# Analysis of Zendesk Tickets

In this analysis we’ll look at Zendesk tickets that have come in for Publish.

## Data Collection

We’ll gather the Zendesk tickets from the dbt_buffer.zendesk_tickets model with the query below.

# define query
sql <- "
select distinct
t.id
, date(t.created_at) as created_at
, t.subject
, t.description as text
, t.product
, t.topic
, t.feature
, t.social_account
from dbt_buffer.zendesk_tickets t
where t.product = 'publish'
"

# query BQ
tickets <- dbGetQuery(con, sql)

# filter out tickets with old dates
tickets <- tickets %>%
filter(created_at != "1970-01-01")

# save data
saveRDS(tickets, "publish_zendesk_tickets.rds")

## Data Exploration

We have over 34 thousand tickets for Publish from October 2019 to August 2020. Let’s use the skimr package to get a brief summary of the dataset.

# skim dataset
skim(tickets)
 Name tickets Number of rows 31924 Number of columns 8 _______________________ Column type frequency: character 7 Date 1 ________________________ Group variables None

Variable type: character

skim_variable n_missing complete_rate min max empty n_unique whitespace
id 0 1.00 5 5 0 24440 0
subject 0 1.00 1 255 0 16294 0
text 0 1.00 2 24189 0 24203 0
product 0 1.00 7 7 0 1 0
topic 530 0.98 5 19 0 10 0
feature 10726 0.66 2 32 0 36 0
social_account 1091 0.97 7 14 0 9 0

Variable type: Date

skim_variable n_missing complete_rate min max median n_unique
created_at 0 1 2019-10-23 2020-08-04 2020-04-28 264

The complete_rate in particular is interesting for the topic, feature, and social_account columns. It is understandable that these values are not always present.

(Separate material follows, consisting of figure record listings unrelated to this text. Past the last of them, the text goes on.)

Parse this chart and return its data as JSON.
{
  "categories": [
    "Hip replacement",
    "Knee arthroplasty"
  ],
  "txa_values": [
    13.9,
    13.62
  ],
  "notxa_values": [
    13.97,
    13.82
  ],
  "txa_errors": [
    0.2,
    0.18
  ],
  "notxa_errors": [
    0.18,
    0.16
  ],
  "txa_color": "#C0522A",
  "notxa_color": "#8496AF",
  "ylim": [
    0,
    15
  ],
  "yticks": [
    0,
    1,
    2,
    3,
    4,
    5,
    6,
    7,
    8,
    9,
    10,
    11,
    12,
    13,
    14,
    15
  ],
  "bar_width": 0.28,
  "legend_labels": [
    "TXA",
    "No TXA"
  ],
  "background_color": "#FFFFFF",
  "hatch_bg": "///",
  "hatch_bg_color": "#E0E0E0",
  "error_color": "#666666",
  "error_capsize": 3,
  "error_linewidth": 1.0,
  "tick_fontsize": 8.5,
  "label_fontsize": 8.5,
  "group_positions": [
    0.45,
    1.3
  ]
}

## Number of Tickets Over Time

Now let’s plot the number of tickets we’ve gotten over time. We’ll count the number of tickets received each week.

Let’s break this down further by looking at the individual topics.

It’s a bit hard to see the individual topics when they’re all clumped together, so let’s organize them in a different way.

This is more clear. It shows us that payment and technical issues make up the majority of the tickets for Publish. We can summarise the median number of tickets received by topic with the plot below.

## Technical Issues

Let’s first look at the proportion of Publish tickets that are due to technical issues each month.

Now let’s take a deeper look at the issues that are driving the largest proportion of the ticket volume.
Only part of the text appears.